Hochwasserschutz ist kein Spaß

„Die Aussage von Minister Remmel in der WAZ, dass ihm eine eigene Kontrollbehörde für die Deichkontrolle ‚Spaß machen‘ würde, ist nicht angemessen. Hochwasserschutz ist eine ernste Sache. Daher erwarte ich vom zuständigen Fachminister auch einen ernsthaften Umgang mit dem Thema. Minister Remmel sollte weniger darüber nachdenken, wie er sich neue Zuständigkeiten sichern und Behörden aufbauen kann, sondern wie der Hochwasserschutz effektiv verbessert werden kann.“ Das sagt Margret Vosseler, CDU-Landtagsabgeordnete und Mitglied im Umweltausschuss des Landtags.

Der Hochwasserschutz hat in den Jahren der CDU-geführten Landesregierung große Fortschritte gemacht.

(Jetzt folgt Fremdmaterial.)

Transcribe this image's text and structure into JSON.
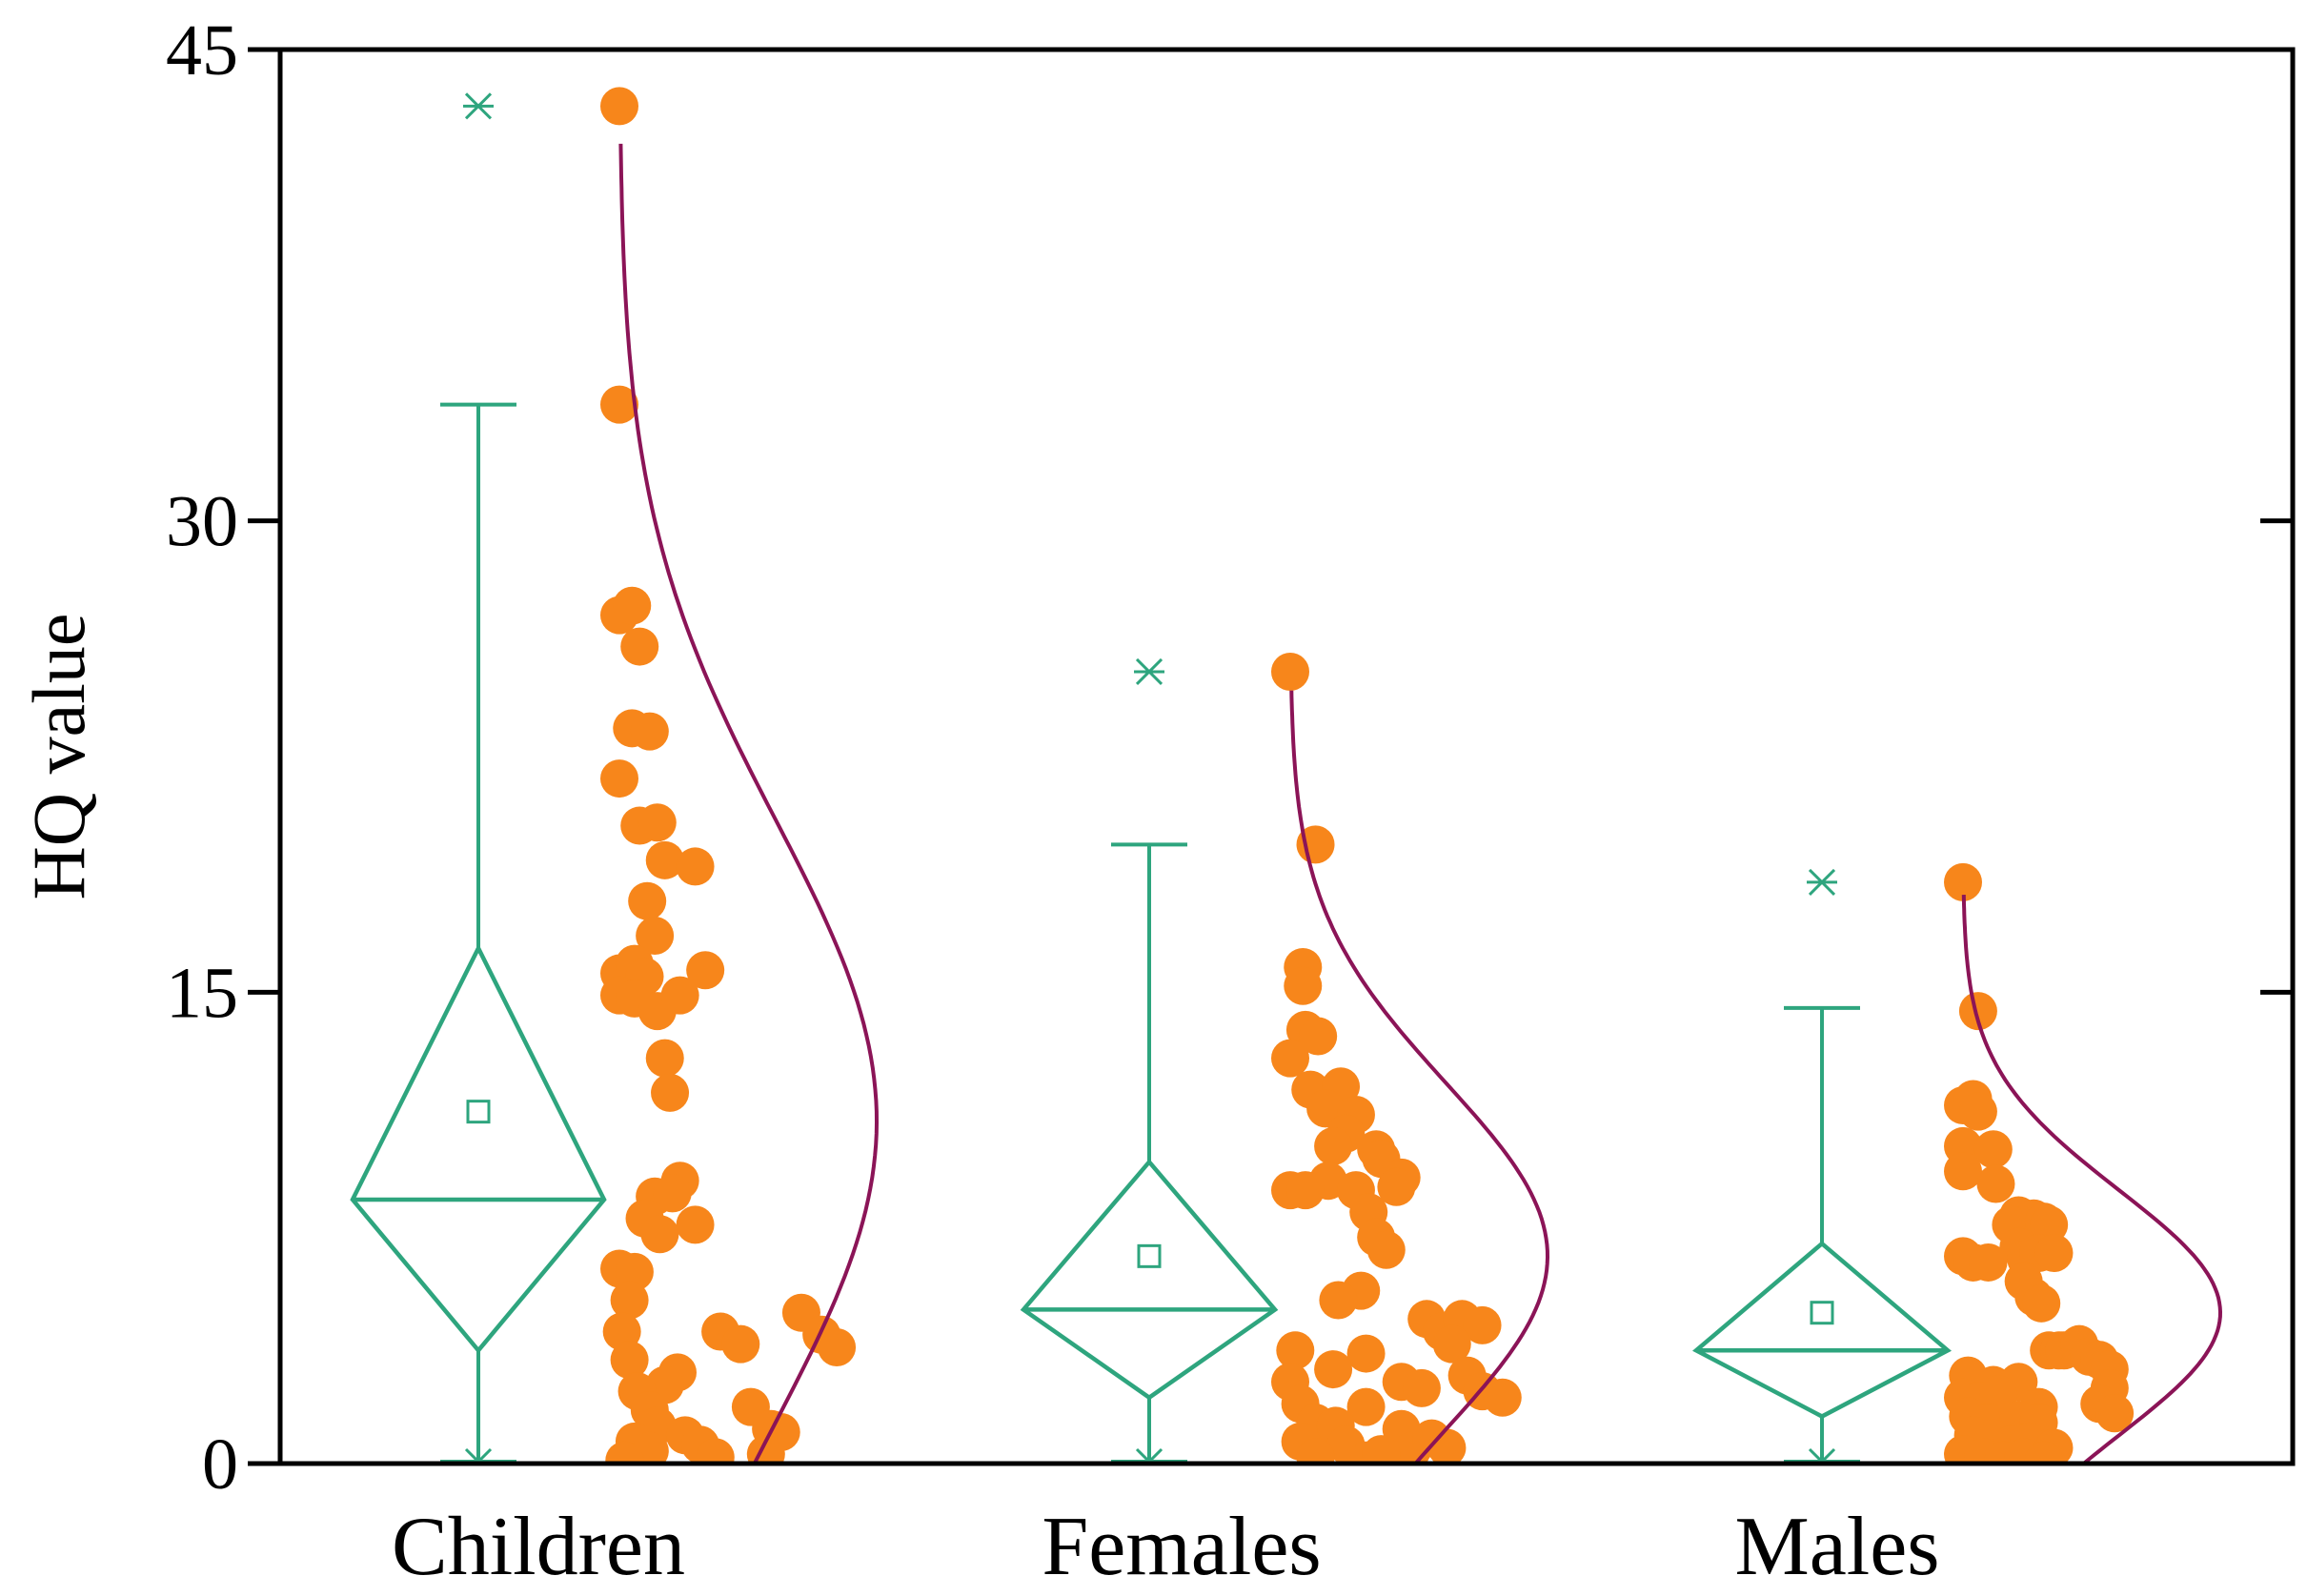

Mit der Umsetzung des Hochwasserschutzkonzeptes konnten bereits viele Deichkilometer saniert werden. Darüber hinaus wurden die Realisierung von Deichrückverlegungen, die Schaffung von Rückhalteräumen, die Ermittlung von Überschwemmungsgebieten, die Erarbeitung von Hochwassergefahrenkarten und die Aufstellung von Risikomanagementplänen vorangetrieben. Zudem wurde mit der Vorlage einer Strategie zur Anpassung an den Klimawandel durch den damaligen Minister Uhlenberg bereits im Jahr 2009 die Grundlage dafür gelegt, das Wissen über die regionalen Folgen des Klimawandels zu erweitern und Handlungsoptionen zu erarbeiten.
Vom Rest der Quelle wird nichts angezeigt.